Let $(E,\mathcal E,\mu)$ be a probability space and $\kappa$ be a Markov kernel on $(E,\mathcal E)$ such that $\mu$ is reversible with respect to $\kappa$ and hence $$\kappa f:=\int\kappa(\;\cdot\;,{\rm d}y)f(y)\;\;\;\text{for }f\in L^2(\mu)$$ is self-adjoint.

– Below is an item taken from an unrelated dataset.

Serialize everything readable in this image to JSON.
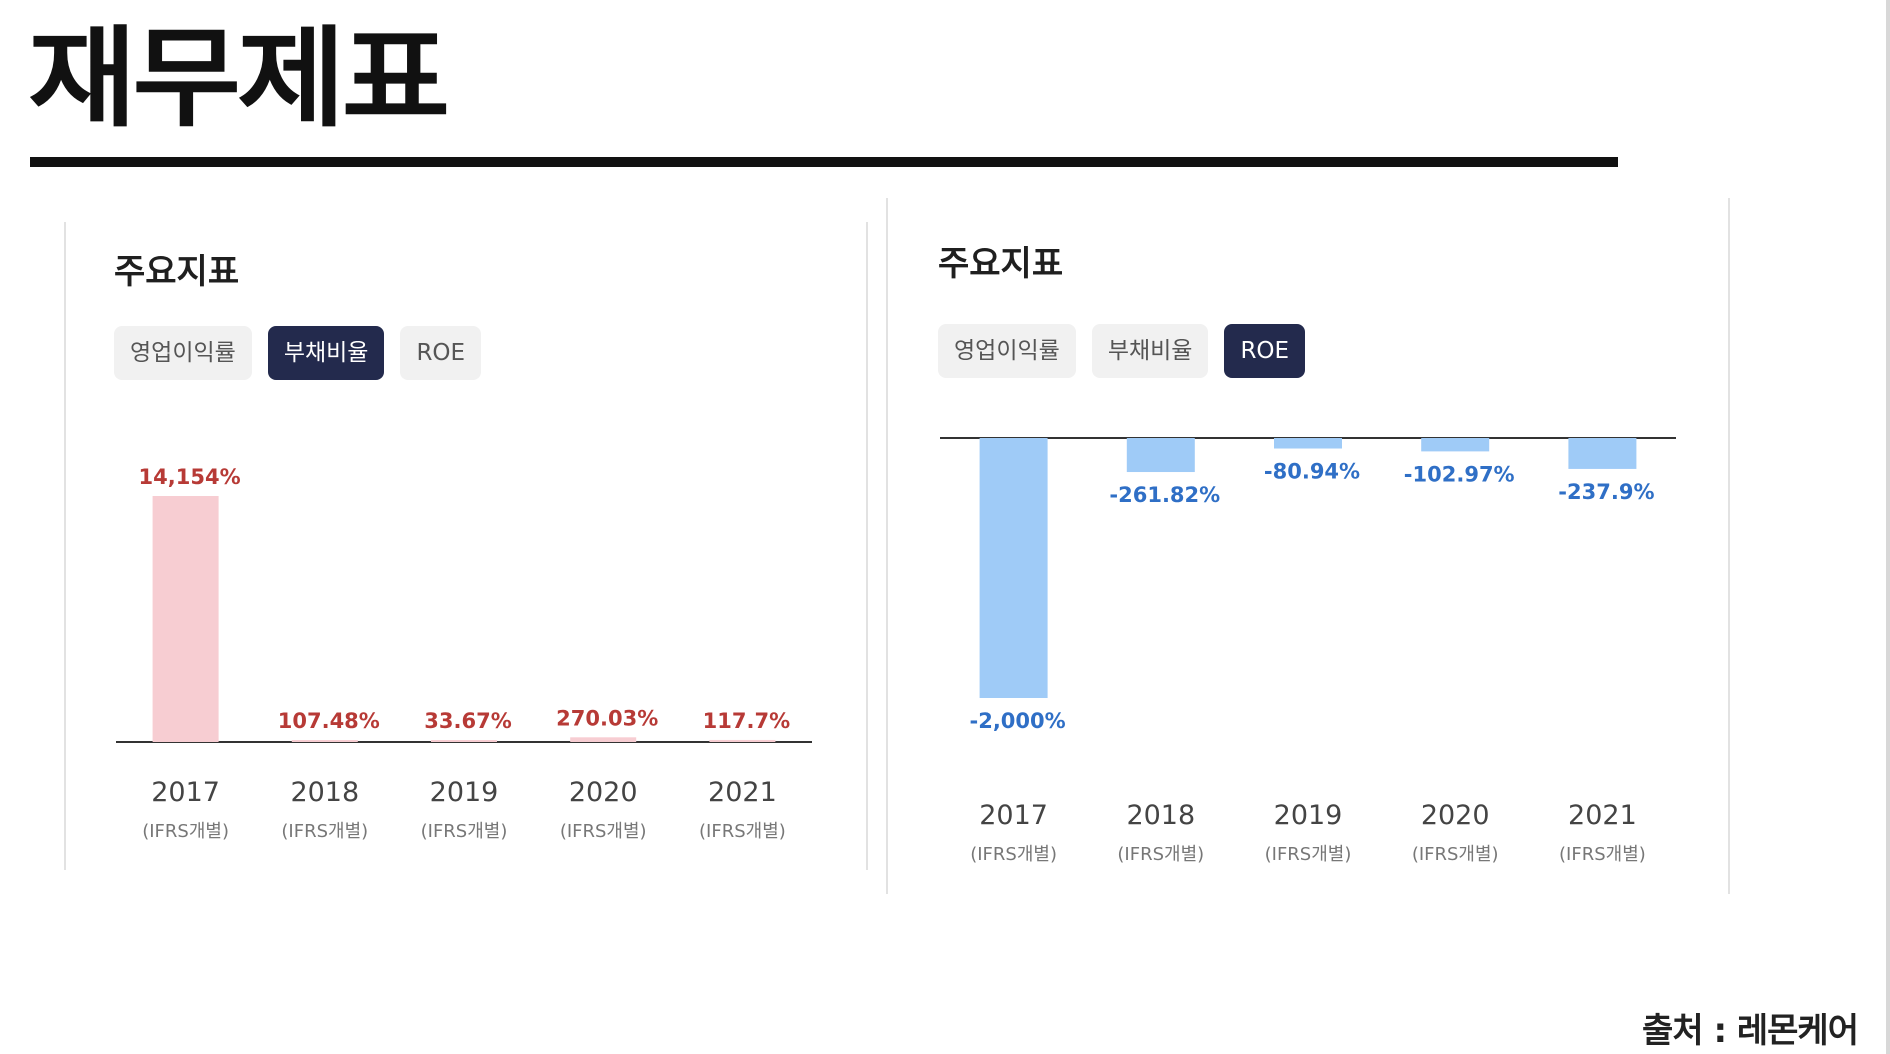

Assume there is a $\rho\in[0,1)$ with $$\int(\kappa f)^2\:{\rm d}\mu\le\rho^2\int f^2\:{\rm d}\mu\tag1$$ for all $\mathcal E$-measurable $f:E\to[0,\infty)$ with $\int f\:{\rm d}\mu=0$. Let $f\in\mathcal L^2(\mu)$ with $f\ge0$ and $$f_n:=\kappa^nf-\int f\:{\rm d}\mu\;\;\;\text{for all }n\in\mathbb N.$$ I want to show that $$\sum_{n=0}^\infty\left\|f_n\right\|_{L^2(\mu)}<\infty.\tag2$$
By $(1)$, $$\int(\kappa^nf)^2\:{\rm d}\mu=\int\left(\kappa(\kappa^{n-1}f)\right)^2\le\rho^2\int(\kappa^{n-1}f)^2\:{\rm d}\mu\le\cdots\le\rho^{2n}\int f^2\:{\rm d}\mu\tag3$$ for all $n\in\mathbb N$. The problem is now the additional summand in the definiton of $f_n$, but noting that $$\int\kappa^nf\:{\rm d}\mu=\int f\:{\rm d}\mu\tag4,$$ we may be able to fix this.